Procedure is a strange creature, it changes every time a new manager comes to Chickenland. When I started, procedure only encompassed big ticket food prep, i.e. chicken and biscuits. But as the months turned to years and managers and employees came and went, I watched procedure grow to swallow up cleaning, smoke breaks, ALL food, and customer service. Even the way the money is lined up in the register has some touch of procedure. "Tumble-tumble, dust-dust, dip-dip, shake-shake, tumble-tumble, dust-dust." That is the procedure for dropping chicken. The idea of breading chicken is to cover the chicken in flour and put it into hot oil. But at Chickenland, it is of the utmost importance that the chicken is held in the correct position, dropped into the flour bone side down, and dusted off by tapping the tops of your wrists together.

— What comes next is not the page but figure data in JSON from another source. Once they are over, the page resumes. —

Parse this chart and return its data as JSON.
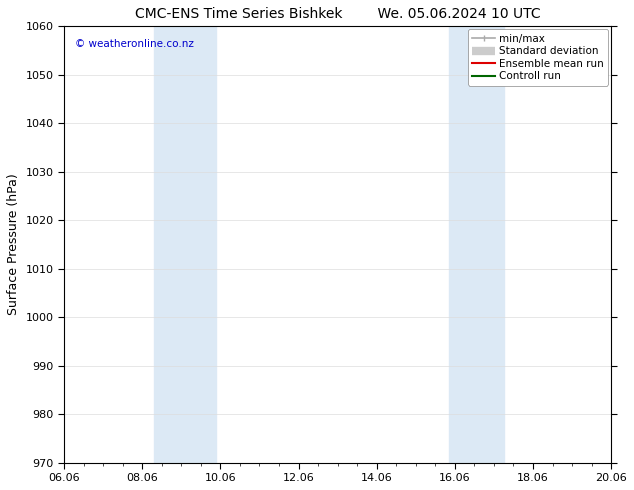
{
  "title_left": "CMC-ENS Time Series Bishkek",
  "title_right": "We. 05.06.2024 10 UTC",
  "ylabel": "Surface Pressure (hPa)",
  "ylim": [
    970,
    1060
  ],
  "yticks": [
    970,
    980,
    990,
    1000,
    1010,
    1020,
    1030,
    1040,
    1050,
    1060
  ],
  "xtick_labels": [
    "06.06",
    "08.06",
    "10.06",
    "12.06",
    "14.06",
    "16.06",
    "18.06",
    "20.06"
  ],
  "xtick_positions": [
    0,
    2,
    4,
    6,
    8,
    10,
    12,
    14
  ],
  "xlim": [
    0,
    14
  ],
  "shaded_bands": [
    {
      "xmin": 2.3,
      "xmax": 3.9,
      "color": "#dce9f5"
    },
    {
      "xmin": 9.85,
      "xmax": 11.25,
      "color": "#dce9f5"
    }
  ],
  "watermark": "© weatheronline.co.nz",
  "watermark_color": "#0000cc",
  "legend_items": [
    {
      "label": "min/max",
      "color": "#aaaaaa",
      "lw": 1.2
    },
    {
      "label": "Standard deviation",
      "color": "#cccccc",
      "lw": 6
    },
    {
      "label": "Ensemble mean run",
      "color": "#dd0000",
      "lw": 1.5
    },
    {
      "label": "Controll run",
      "color": "#006600",
      "lw": 1.5
    }
  ],
  "bg_color": "#ffffff",
  "spine_color": "#000000",
  "grid_color": "#dddddd",
  "title_fontsize": 10,
  "tick_fontsize": 8,
  "ylabel_fontsize": 9
}
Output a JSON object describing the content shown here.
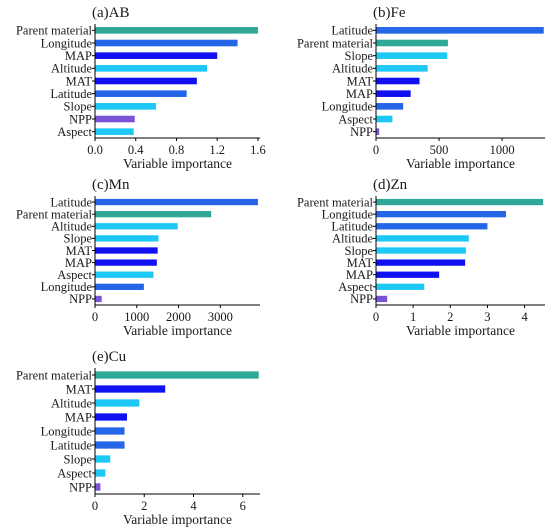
{
  "colors": {
    "teal": "#2fa898",
    "royal_blue": "#2566e8",
    "blue": "#1010f0",
    "cyan": "#1ec8f5",
    "purple": "#7b52d6"
  },
  "chart_data": [
    {
      "type": "bar",
      "orientation": "horizontal",
      "title": "(a)AB",
      "xlabel": "Variable importance",
      "ylabel": "",
      "xlim": [
        0,
        1.62
      ],
      "xticks": [
        0.0,
        0.4,
        0.8,
        1.2,
        1.6
      ],
      "xtick_labels": [
        "0.0",
        "0.4",
        "0.8",
        "1.2",
        "1.6"
      ],
      "grid": false,
      "categories": [
        "Parent material",
        "Longitude",
        "MAP",
        "Altitude",
        "MAT",
        "Latitude",
        "Slope",
        "NPP",
        "Aspect"
      ],
      "values": [
        1.6,
        1.4,
        1.2,
        1.1,
        1.0,
        0.9,
        0.6,
        0.39,
        0.38
      ],
      "bar_colors": [
        "#2fa898",
        "#2566e8",
        "#1010f0",
        "#1ec8f5",
        "#1010f0",
        "#2566e8",
        "#1ec8f5",
        "#7b52d6",
        "#1ec8f5"
      ]
    },
    {
      "type": "bar",
      "orientation": "horizontal",
      "title": "(b)Fe",
      "xlabel": "Variable importance",
      "ylabel": "",
      "xlim": [
        0,
        1340
      ],
      "xticks": [
        0,
        500,
        1000
      ],
      "xtick_labels": [
        "0",
        "500",
        "1000"
      ],
      "grid": false,
      "categories": [
        "Latitude",
        "Parent material",
        "Slope",
        "Altitude",
        "MAT",
        "MAP",
        "Longitude",
        "Aspect",
        "NPP"
      ],
      "values": [
        1330,
        570,
        565,
        410,
        345,
        275,
        215,
        130,
        25
      ],
      "bar_colors": [
        "#2566e8",
        "#2fa898",
        "#1ec8f5",
        "#1ec8f5",
        "#1010f0",
        "#1010f0",
        "#2566e8",
        "#1ec8f5",
        "#7b52d6"
      ]
    },
    {
      "type": "bar",
      "orientation": "horizontal",
      "title": "(c)Mn",
      "xlabel": "Variable importance",
      "ylabel": "",
      "xlim": [
        0,
        3950
      ],
      "xticks": [
        0,
        1000,
        2000,
        3000
      ],
      "xtick_labels": [
        "0",
        "1000",
        "2000",
        "3000"
      ],
      "grid": false,
      "categories": [
        "Latitude",
        "Parent material",
        "Altitude",
        "Slope",
        "MAT",
        "MAP",
        "Aspect",
        "Longitude",
        "NPP"
      ],
      "values": [
        3900,
        2780,
        1980,
        1520,
        1500,
        1480,
        1400,
        1170,
        160
      ],
      "bar_colors": [
        "#2566e8",
        "#2fa898",
        "#1ec8f5",
        "#1ec8f5",
        "#1010f0",
        "#1010f0",
        "#1ec8f5",
        "#2566e8",
        "#7b52d6"
      ]
    },
    {
      "type": "bar",
      "orientation": "horizontal",
      "title": "(d)Zn",
      "xlabel": "Variable importance",
      "ylabel": "",
      "xlim": [
        0,
        4.55
      ],
      "xticks": [
        0,
        1,
        2,
        3,
        4
      ],
      "xtick_labels": [
        "0",
        "1",
        "2",
        "3",
        "4"
      ],
      "grid": false,
      "categories": [
        "Parent material",
        "Longitude",
        "Latitude",
        "Altitude",
        "Slope",
        "MAT",
        "MAP",
        "Aspect",
        "NPP"
      ],
      "values": [
        4.5,
        3.5,
        3.0,
        2.5,
        2.42,
        2.4,
        1.7,
        1.3,
        0.3
      ],
      "bar_colors": [
        "#2fa898",
        "#2566e8",
        "#2566e8",
        "#1ec8f5",
        "#1ec8f5",
        "#1010f0",
        "#1010f0",
        "#1ec8f5",
        "#7b52d6"
      ]
    },
    {
      "type": "bar",
      "orientation": "horizontal",
      "title": "(e)Cu",
      "xlabel": "Variable importance",
      "ylabel": "",
      "xlim": [
        0,
        6.7
      ],
      "xticks": [
        0,
        2,
        4,
        6
      ],
      "xtick_labels": [
        "0",
        "2",
        "4",
        "6"
      ],
      "grid": false,
      "categories": [
        "Parent material",
        "MAT",
        "Altitude",
        "MAP",
        "Longitude",
        "Latitude",
        "Slope",
        "Aspect",
        "NPP"
      ],
      "values": [
        6.65,
        2.85,
        1.8,
        1.3,
        1.2,
        1.2,
        0.62,
        0.42,
        0.22
      ],
      "bar_colors": [
        "#2fa898",
        "#1010f0",
        "#1ec8f5",
        "#1010f0",
        "#2566e8",
        "#2566e8",
        "#1ec8f5",
        "#1ec8f5",
        "#7b52d6"
      ]
    }
  ]
}
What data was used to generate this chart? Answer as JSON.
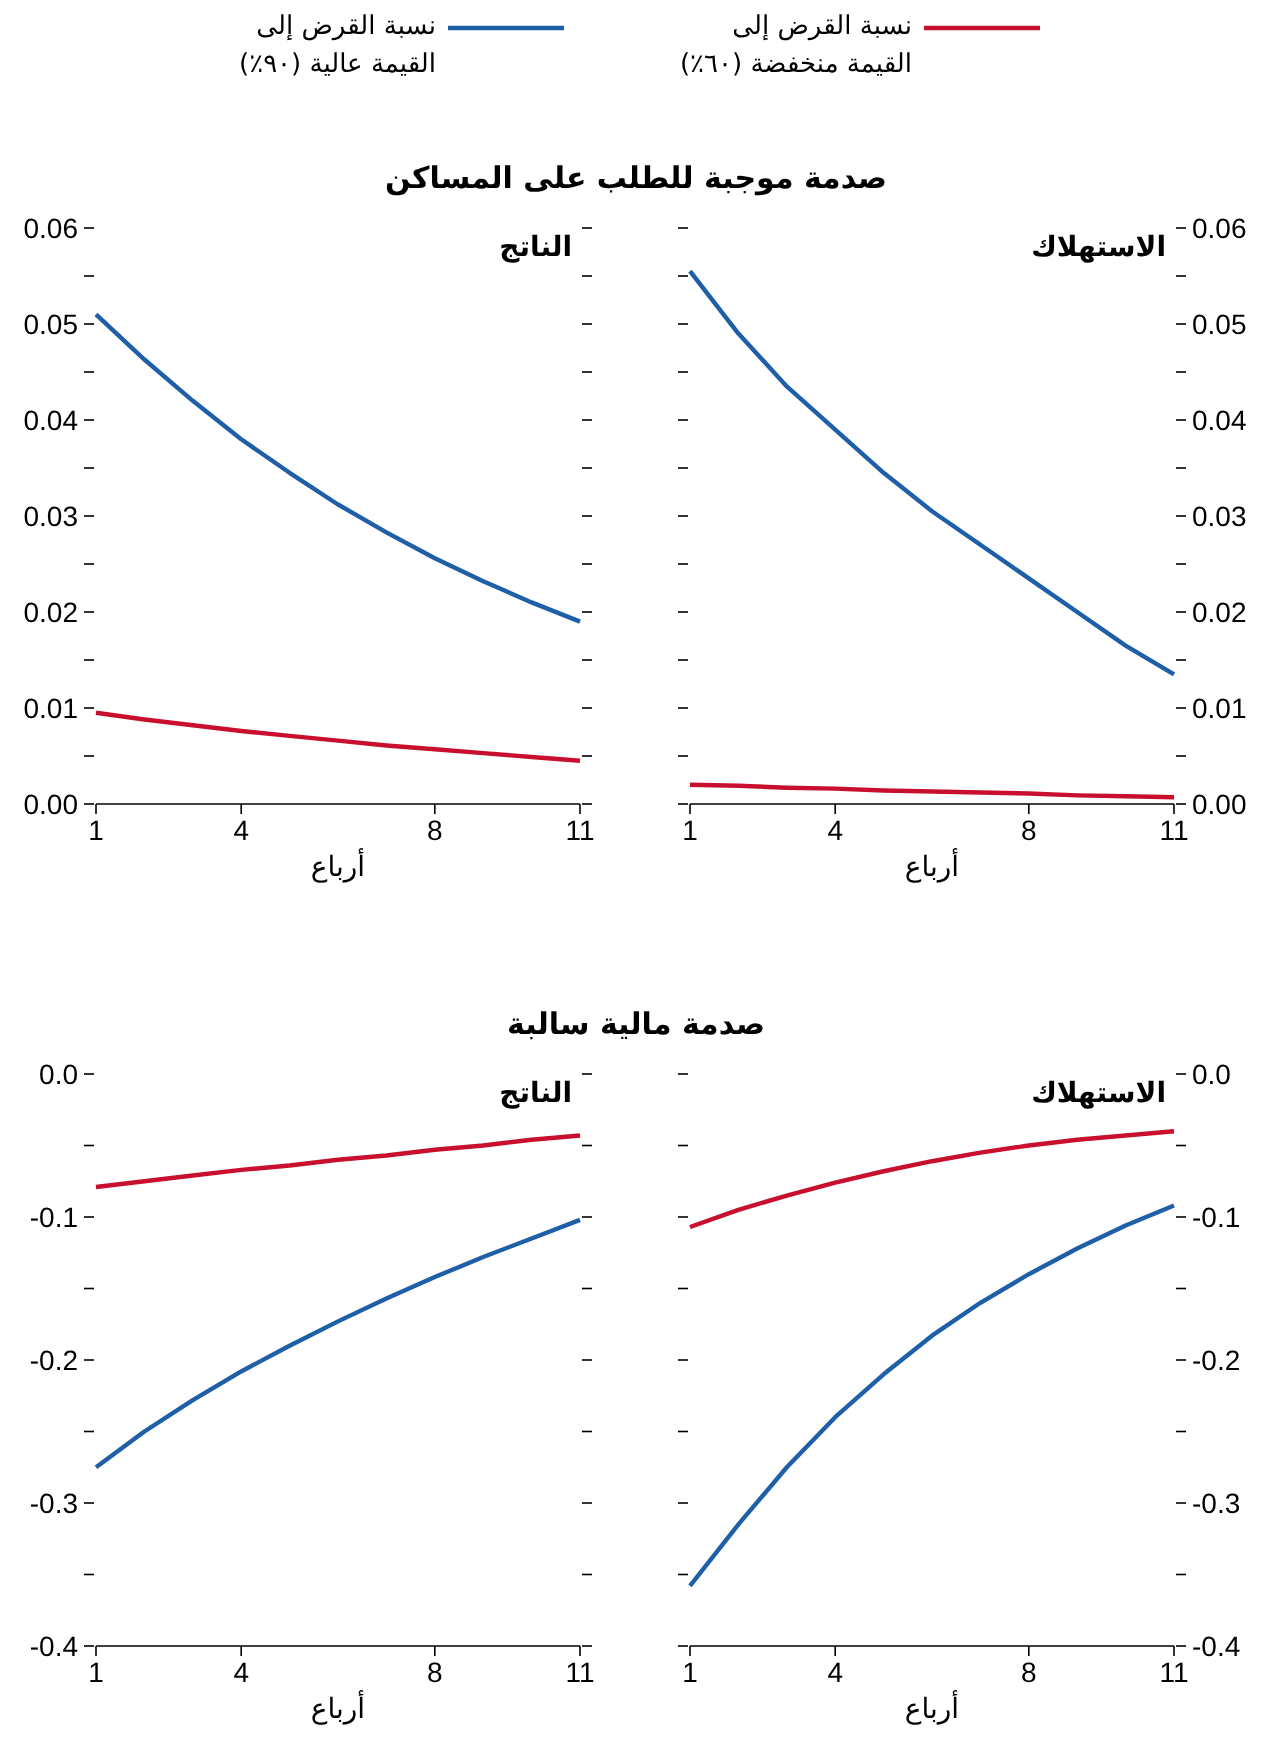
{
  "chart_data": [
    {
      "type": "line",
      "title": "صدمة موجبة للطلب على المساكن",
      "xlabel": "أرباع",
      "annotations": [
        "الناتج"
      ],
      "legend": "top",
      "x": [
        1,
        2,
        3,
        4,
        5,
        6,
        7,
        8,
        9,
        10,
        11
      ],
      "xlim": [
        1,
        11
      ],
      "xticks": [
        1,
        4,
        8,
        11
      ],
      "ylim": [
        0,
        0.06
      ],
      "yticks": [
        {
          "value": 0,
          "label": "0.00"
        },
        {
          "value": 0.005,
          "label": null
        },
        {
          "value": 0.01,
          "label": "0.01"
        },
        {
          "value": 0.015,
          "label": null
        },
        {
          "value": 0.02,
          "label": "0.02"
        },
        {
          "value": 0.025,
          "label": null
        },
        {
          "value": 0.03,
          "label": "0.03"
        },
        {
          "value": 0.035,
          "label": null
        },
        {
          "value": 0.04,
          "label": "0.04"
        },
        {
          "value": 0.045,
          "label": null
        },
        {
          "value": 0.05,
          "label": "0.05"
        },
        {
          "value": 0.055,
          "label": null
        },
        {
          "value": 0.06,
          "label": "0.06"
        }
      ],
      "series": [
        {
          "name": "نسبة القرض إلى القيمة عالية (٩٠٪)",
          "color": "#1f5fa8",
          "values": [
            0.051,
            0.0463,
            0.042,
            0.038,
            0.0345,
            0.0312,
            0.0283,
            0.0256,
            0.0232,
            0.021,
            0.019
          ]
        },
        {
          "name": "نسبة القرض إلى القيمة منخفضة (٦٠٪)",
          "color": "#c8102e",
          "values": [
            0.0095,
            0.0088,
            0.0082,
            0.0076,
            0.0071,
            0.0066,
            0.0061,
            0.0057,
            0.0053,
            0.0049,
            0.0045
          ]
        }
      ]
    },
    {
      "type": "line",
      "xlabel": "أرباع",
      "annotations": [
        "الاستهلاك"
      ],
      "x": [
        1,
        2,
        3,
        4,
        5,
        6,
        7,
        8,
        9,
        10,
        11
      ],
      "xlim": [
        1,
        11
      ],
      "xticks": [
        1,
        4,
        8,
        11
      ],
      "ylim": [
        0,
        0.06
      ],
      "yticks": [
        {
          "value": 0,
          "label": "0.00"
        },
        {
          "value": 0.005,
          "label": null
        },
        {
          "value": 0.01,
          "label": "0.01"
        },
        {
          "value": 0.015,
          "label": null
        },
        {
          "value": 0.02,
          "label": "0.02"
        },
        {
          "value": 0.025,
          "label": null
        },
        {
          "value": 0.03,
          "label": "0.03"
        },
        {
          "value": 0.035,
          "label": null
        },
        {
          "value": 0.04,
          "label": "0.04"
        },
        {
          "value": 0.045,
          "label": null
        },
        {
          "value": 0.05,
          "label": "0.05"
        },
        {
          "value": 0.055,
          "label": null
        },
        {
          "value": 0.06,
          "label": "0.06"
        }
      ],
      "series": [
        {
          "color": "#1f5fa8",
          "values": [
            0.0555,
            0.049,
            0.0435,
            0.039,
            0.0345,
            0.0305,
            0.027,
            0.0235,
            0.02,
            0.0165,
            0.0135
          ]
        },
        {
          "color": "#c8102e",
          "values": [
            0.002,
            0.0019,
            0.0017,
            0.0016,
            0.0014,
            0.0013,
            0.0012,
            0.0011,
            0.0009,
            0.0008,
            0.0007
          ]
        }
      ]
    },
    {
      "type": "line",
      "title": "صدمة مالية سالبة",
      "xlabel": "أرباع",
      "annotations": [
        "الناتج"
      ],
      "x": [
        1,
        2,
        3,
        4,
        5,
        6,
        7,
        8,
        9,
        10,
        11
      ],
      "xlim": [
        1,
        11
      ],
      "xticks": [
        1,
        4,
        8,
        11
      ],
      "ylim": [
        -0.4,
        0
      ],
      "yticks": [
        {
          "value": -0.4,
          "label": "-0.4"
        },
        {
          "value": -0.35,
          "label": null
        },
        {
          "value": -0.3,
          "label": "-0.3"
        },
        {
          "value": -0.25,
          "label": null
        },
        {
          "value": -0.2,
          "label": "-0.2"
        },
        {
          "value": -0.15,
          "label": null
        },
        {
          "value": -0.1,
          "label": "-0.1"
        },
        {
          "value": -0.05,
          "label": null
        },
        {
          "value": 0,
          "label": "0.0"
        }
      ],
      "series": [
        {
          "color": "#1f5fa8",
          "values": [
            -0.275,
            -0.25,
            -0.228,
            -0.208,
            -0.19,
            -0.173,
            -0.157,
            -0.142,
            -0.128,
            -0.115,
            -0.102
          ]
        },
        {
          "color": "#c8102e",
          "values": [
            -0.079,
            -0.075,
            -0.071,
            -0.067,
            -0.064,
            -0.06,
            -0.057,
            -0.053,
            -0.05,
            -0.046,
            -0.043
          ]
        }
      ]
    },
    {
      "type": "line",
      "xlabel": "أرباع",
      "annotations": [
        "الاستهلاك"
      ],
      "x": [
        1,
        2,
        3,
        4,
        5,
        6,
        7,
        8,
        9,
        10,
        11
      ],
      "xlim": [
        1,
        11
      ],
      "xticks": [
        1,
        4,
        8,
        11
      ],
      "ylim": [
        -0.4,
        0
      ],
      "yticks": [
        {
          "value": -0.4,
          "label": "-0.4"
        },
        {
          "value": -0.35,
          "label": null
        },
        {
          "value": -0.3,
          "label": "-0.3"
        },
        {
          "value": -0.25,
          "label": null
        },
        {
          "value": -0.2,
          "label": "-0.2"
        },
        {
          "value": -0.15,
          "label": null
        },
        {
          "value": -0.1,
          "label": "-0.1"
        },
        {
          "value": -0.05,
          "label": null
        },
        {
          "value": 0,
          "label": "0.0"
        }
      ],
      "series": [
        {
          "color": "#1f5fa8",
          "values": [
            -0.358,
            -0.315,
            -0.275,
            -0.24,
            -0.21,
            -0.183,
            -0.16,
            -0.14,
            -0.122,
            -0.106,
            -0.092
          ]
        },
        {
          "color": "#c8102e",
          "values": [
            -0.107,
            -0.095,
            -0.085,
            -0.076,
            -0.068,
            -0.061,
            -0.055,
            -0.05,
            -0.046,
            -0.043,
            -0.04
          ]
        }
      ]
    }
  ]
}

Tapping the bottom of your wrists or tapping the chicken itself together is NOT PROCEDURE and is therefore the wrong way to do it. "But I learned how to fry chicken a different way." Unlearn it. "But so-and-so taught me to do biscuits this way." Doesn't matter.
For the employees of Chickenland, procedure is: the most inefficient and time-consuming way to finish a task. All for the sake of uniformity in taste. You WILL press the biscuit dough 6 times before using one of the two rolling pins. No more, no less. You WILL only use the mop with the red handle for the frontline and only for the frontline. The oil in the vats WILL be filtered for EXACTLY 15 minutes. You better not finish your job in under an hour or somebody's going to get written up. Oh procedure, why you no make sense?!
Procedure can be gotten around though. It all depends on who the manager is, if the manager is watching you, if you're on camera, or if it really doesn't make sense to do it by procedure. The Customer wants an item that we don't have at the time and will take about 10 minutes in the oven to cook. No worries, we'll just throw it in the fryer for 4 minutes. Customer gets food, cashier doesn't have to stress, everyone's happy. If no one's watching you, you can get away with just about anything. Procedure says that we can't use a hose to rinse off the floors. So? Alright, enough about procedure (the little monster).